Malt liquor — otherwise known as malt beer, which feels somehow dishonest but also closer to what this swill really is — occupies the sub-basement of American fermented inventions. It stings with too much metal and its taste is too farty to be at all drinkable, and drinkability is the true measure of American beer.
Malt liquor is perhaps the worst thing sitting above something in the Truly Spiked & Sparkling family of adult beverages, a truly unremarkable and clear drink that no one should even think about ordering from a bartender, because that bartender will look at you and think to him or herself “well, so much for a decent tip tonight.” I drank something like Truly at concerts in high school in the 90s, and, well, that should tell you enough to know about it.
Malt liquor in the classical sense — Olde English 800, Colt 45 — is probably first met by many Americans in college, in the context of an ill-advised “Edward 40-Hands” party, wherein participants, um, duct-tape a 40-ounce bottle to their hands — or, for the very daring, one to each hand — and drink until the whole thing(s) are done. Thinking about it induces my gag reflex here and now. God what a horrible night. “Bad Edward 40-hands memories,” according to Zach Berry, and yeah that pretty sums it up.

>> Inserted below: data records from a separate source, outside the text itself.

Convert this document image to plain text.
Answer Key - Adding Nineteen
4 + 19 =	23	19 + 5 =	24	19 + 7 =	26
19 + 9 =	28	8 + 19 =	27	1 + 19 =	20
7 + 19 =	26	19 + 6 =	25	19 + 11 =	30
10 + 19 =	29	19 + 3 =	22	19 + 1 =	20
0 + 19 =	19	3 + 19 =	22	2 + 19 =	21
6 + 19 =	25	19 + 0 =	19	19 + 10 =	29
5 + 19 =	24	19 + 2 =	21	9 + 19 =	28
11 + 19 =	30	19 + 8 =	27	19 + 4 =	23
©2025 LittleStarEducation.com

I haven’t had a drop of this shit since that night, and probably most of you who’ve undergone the same ordeal haven’t either. That’s good. But let me say something here. My intrigue in this downright bad brew was re-piqued a few ago years when Alkaline Trio released Damnesia, nominally an all-acoustic album comprising some of their favorite songs from over the years. The almost exact middle cut on this album is the new and original ditty, “Olde English 800.” It’s up there at top, and it’s only a minute and 38 seconds long.
Thing is, this song bangs. Its pacing is relentless, and it won’t let you off the hook. Just look at this thing.
O-L-D-E,E-N-G,L-I-S-H,
Eight hundred,
Now I feel a whole lot better about myself
O-L-D-E,
E-N-G,L-I-S-H,
Eight hundred,
Now I feel a whole lot better about myself
Yes, Matt Skiba just straight up spells the name of this trash dump twice in the opening stanza. He does so four full times over the course of this number, because this song is so simple and obnoxious that it necessarily must follow its subject down into a repetitive, screaming drain of nothing. “I can’t even remember what it tastes like,” Ghost tells me. This is the Olde E of Alk3 songs.
It’s difficult to fully believe Skiba, here. Do you really feel a whole lot better about yourself? I mean, you wrote a one-minute and 38 second song about Olde English 800, and honestly it feels like it was written in the space of five minutes after puking up your shoes due to Olde English 800. Let’s move on, because this song is two choruses of spelling O-L-D-E E-N-G-L-I-S-H EIGHT HUNDRED punctuated by two occurrences of this:
You're charcoal filtered,
Sun yellow malt liquor,
You make my grey skies blue
I drink it daily
As my liver's failing,
But I don't give a fuck,
Olde English I'm in love with you [bottle cap pops, takes swig]
That last interpolation is literally in the song.
Alright, we know it’s charcoal filtered, which is one of the many errors in brewing that bring this thing down to U-571 levels of taste and satisfaction. Sun yellow malt liquor is perhaps a touch over the top of a metaphor — or, at any rate, too literary — to heap on this awful mess, but we’re dealing with a song that was written and performed over the course of five minutes in probably one of the most hilarious recording sessions ever conducted. Hopefully gallons of Olde E were involved.
[shudders] We here at RCR, the premier booze blog on the web, cannot in good faith recommend this shit. A writer friend of mine did a blind taste test of a number of different malt liquors over at VICE’s gustatory arm, and his results were rather significantly different. If you’re absolutely forced to go down this path — that is, the strict 40 ouncer of shitty malt liquor — I’d recommend OE 800 with Colt 45 a close second, then far, far behind them Steel Reserve, which “tastes like drinking nails,” according to a former college teammate, who’s now an amazing marathoner.
Please don’t drink this. Listen to Alkaline Trio always, but please don’t drink this shit.